49      No âmbito desta cooperação, o juiz nacional, a quem foi submetido o litígio e que deve assumir a responsabilidade pela decisão judicial a tomar, tem competência exclusiva para apreciar, tendo em conta as especificidades do processo, tanto a necessidade de uma decisão prejudicial para poder proferir a sua decisão como a pertinência das questões que submete ao Tribunal. Consequentemente, desde que as questões submetidas sejam relativas à interpretação ou à validade de uma regra de direito da União, o Tribunal de Justiça é, em princípio, obrigado a pronunciar‑se (Acórdão de 8 de dezembro de 2016, Eurosaneamientos e o., C‑532/15 e C‑538/15, EU:C:2016:932, n.o 27 e jurisprudência referida).

50      Daqui resulta que as questões relativas à interpretação do direito da União submetidas pelo juiz nacional no quadro regulamentar e factual que define sob a sua responsabilidade, e cuja exatidão não cabe ao Tribunal de Justiça verificar, gozam de uma presunção de pertinência.
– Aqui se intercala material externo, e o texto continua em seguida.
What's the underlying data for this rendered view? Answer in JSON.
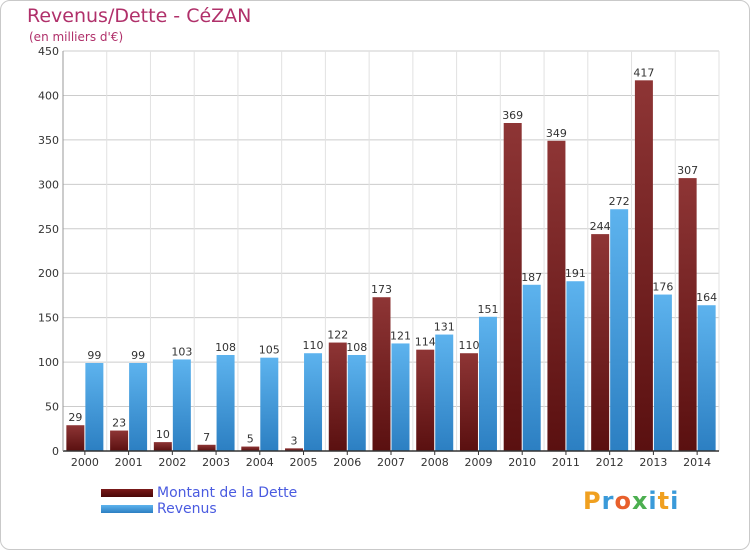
{
  "title": "Revenus/Dette - CéZAN",
  "subtitle": "(en milliers d'€)",
  "legend": {
    "dette_label": "Montant de la Dette",
    "revenus_label": "Revenus"
  },
  "brand": {
    "letters": [
      "P",
      "r",
      "o",
      "x",
      "i",
      "t",
      "i"
    ],
    "colors": [
      "#f0a020",
      "#3a9ad9",
      "#e8602c",
      "#4caf50",
      "#3a9ad9",
      "#f0a020",
      "#3a9ad9"
    ]
  },
  "colors": {
    "dette": "#8b2a2a",
    "revenus": "#4ea6e6",
    "text": "#333333",
    "grid": "#cccccc"
  },
  "chart_data": {
    "type": "bar",
    "title": "Revenus/Dette - CéZAN",
    "subtitle": "(en milliers d'€)",
    "categories": [
      "2000",
      "2001",
      "2002",
      "2003",
      "2004",
      "2005",
      "2006",
      "2007",
      "2008",
      "2009",
      "2010",
      "2011",
      "2012",
      "2013",
      "2014"
    ],
    "series": [
      {
        "name": "Montant de la Dette",
        "values": [
          29,
          23,
          10,
          7,
          5,
          3,
          122,
          173,
          114,
          110,
          369,
          349,
          244,
          417,
          307
        ]
      },
      {
        "name": "Revenus",
        "values": [
          99,
          99,
          103,
          108,
          105,
          110,
          108,
          121,
          131,
          151,
          187,
          191,
          272,
          176,
          164
        ]
      }
    ],
    "ylim": [
      0,
      450
    ],
    "yticks": [
      0,
      50,
      100,
      150,
      200,
      250,
      300,
      350,
      400,
      450
    ],
    "grid": true,
    "legend_position": "bottom-left"
  }
}
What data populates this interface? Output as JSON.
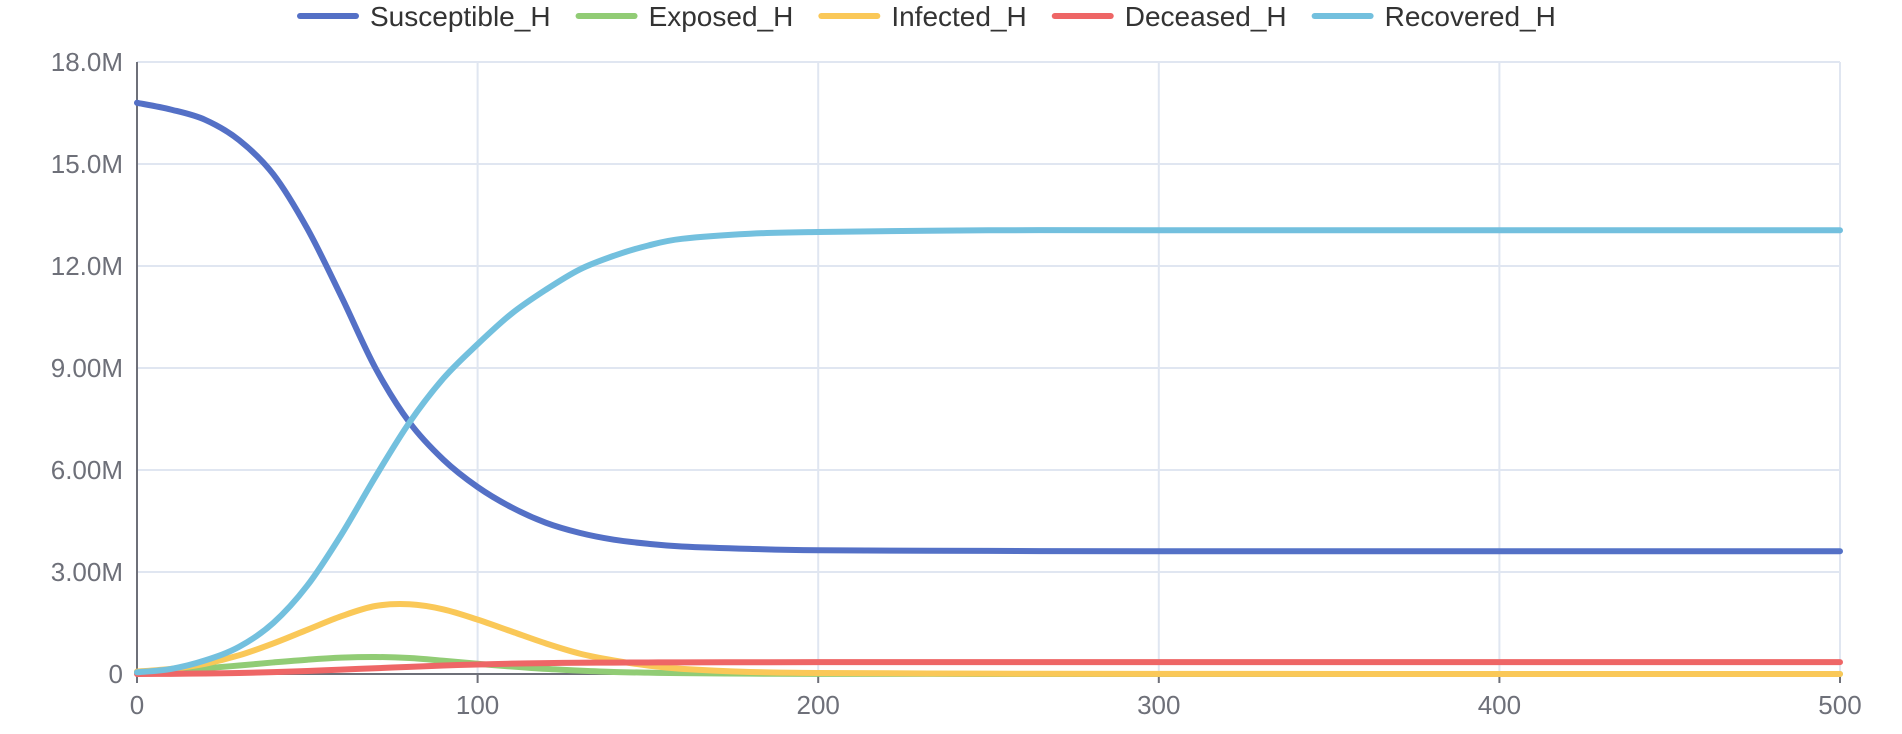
{
  "chart_data": {
    "type": "line",
    "title": "",
    "xlabel": "",
    "ylabel": "",
    "xlim": [
      0,
      500
    ],
    "ylim": [
      0,
      18000000
    ],
    "x_ticks": [
      0,
      100,
      200,
      300,
      400,
      500
    ],
    "x_tick_labels": [
      "0",
      "100",
      "200",
      "300",
      "400",
      "500"
    ],
    "y_ticks": [
      0,
      3000000,
      6000000,
      9000000,
      12000000,
      15000000,
      18000000
    ],
    "y_tick_labels": [
      "0",
      "3.00M",
      "6.00M",
      "9.00M",
      "12.0M",
      "15.0M",
      "18.0M"
    ],
    "grid": true,
    "legend_position": "top-center",
    "x": [
      0,
      10,
      20,
      30,
      40,
      50,
      60,
      70,
      80,
      90,
      100,
      110,
      120,
      130,
      140,
      150,
      160,
      180,
      200,
      250,
      300,
      400,
      500
    ],
    "series": [
      {
        "name": "Susceptible_H",
        "color": "#5470c6",
        "values": [
          16800000,
          16600000,
          16300000,
          15700000,
          14700000,
          13100000,
          11100000,
          9000000,
          7400000,
          6300000,
          5500000,
          4900000,
          4450000,
          4150000,
          3950000,
          3830000,
          3750000,
          3680000,
          3640000,
          3620000,
          3610000,
          3610000,
          3610000
        ]
      },
      {
        "name": "Exposed_H",
        "color": "#91cc75",
        "values": [
          50000,
          100000,
          170000,
          250000,
          340000,
          420000,
          480000,
          500000,
          470000,
          390000,
          300000,
          220000,
          150000,
          100000,
          60000,
          40000,
          25000,
          10000,
          5000,
          1000,
          0,
          0,
          0
        ]
      },
      {
        "name": "Infected_H",
        "color": "#fac858",
        "values": [
          70000,
          150000,
          300000,
          550000,
          900000,
          1300000,
          1700000,
          2000000,
          2050000,
          1900000,
          1600000,
          1250000,
          900000,
          600000,
          400000,
          250000,
          150000,
          60000,
          30000,
          10000,
          5000,
          0,
          0
        ]
      },
      {
        "name": "Deceased_H",
        "color": "#ee6666",
        "values": [
          0,
          5000,
          15000,
          30000,
          55000,
          90000,
          130000,
          170000,
          210000,
          250000,
          280000,
          305000,
          320000,
          330000,
          335000,
          340000,
          343000,
          346000,
          348000,
          350000,
          350000,
          350000,
          350000
        ]
      },
      {
        "name": "Recovered_H",
        "color": "#73c0de",
        "values": [
          50000,
          150000,
          400000,
          800000,
          1500000,
          2600000,
          4100000,
          5800000,
          7400000,
          8700000,
          9700000,
          10600000,
          11300000,
          11900000,
          12300000,
          12600000,
          12800000,
          12950000,
          13000000,
          13050000,
          13050000,
          13050000,
          13050000
        ]
      }
    ]
  }
}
O Tribunal de Justiça só pode recusar pronunciar‑se sobre um pedido formulado por um órgão jurisdicional nacional quando for manifesto que a interpretação do direito da União solicitada não tem nenhuma relação com a realidade ou com o objeto do litígio no processo principal, quando o problema for hipotético ou ainda quando o Tribunal não dispuser dos elementos de facto e de direito necessários para dar uma resposta útil às questões que lhe são submetidas (Acórdão de 8 de dezembro de 2016, Eurosaneamientos e o., C‑532/15 e C‑538/15, EU:C:2016:932, n.o 28 e jurisprudência referida).

51      No caso vertente, importa salientar que o órgão jurisdicional de reenvio explicou detalhadamente a razão pela qual considerou que, para se pronunciar sobre o litígio que lhe foi submetido, é necessário analisar as consequências que poderia ter a eventual retirada do Reino Unido da União no âmbito do Regulamento Dublim III.

52      Nestas condições, a interpretação solicitada pelo órgão jurisdicional de reenvio não se afigura desprovida de pertinência para resolver o litígio que lhe foi submetido. Por conseguinte, há que responder às questões submetidas pela High Court (Tribunal Superior, Irlanda).

 Quanto ao mérito

 Quanto à primeira questão

53      Com a sua primeira questão, o órgão jurisdicional de reenvio pergunta, em substância, se o artigo 17.o, n.o 1, do Regulamento Dublim III deve ser interpretado no sentido de que a circunstância de um Estado‑Membro, determinado como «responsável» na aceção deste regulamento, ter notificado a sua intenção de se retirar da União em conformidade com o artigo 50.o TUE obriga o Estado‑Membro que procede a essa determinação a analisar ele próprio, em aplicação da cláusula discricionária prevista nesse artigo 17.o, n.o 1, o pedido de proteção em causa.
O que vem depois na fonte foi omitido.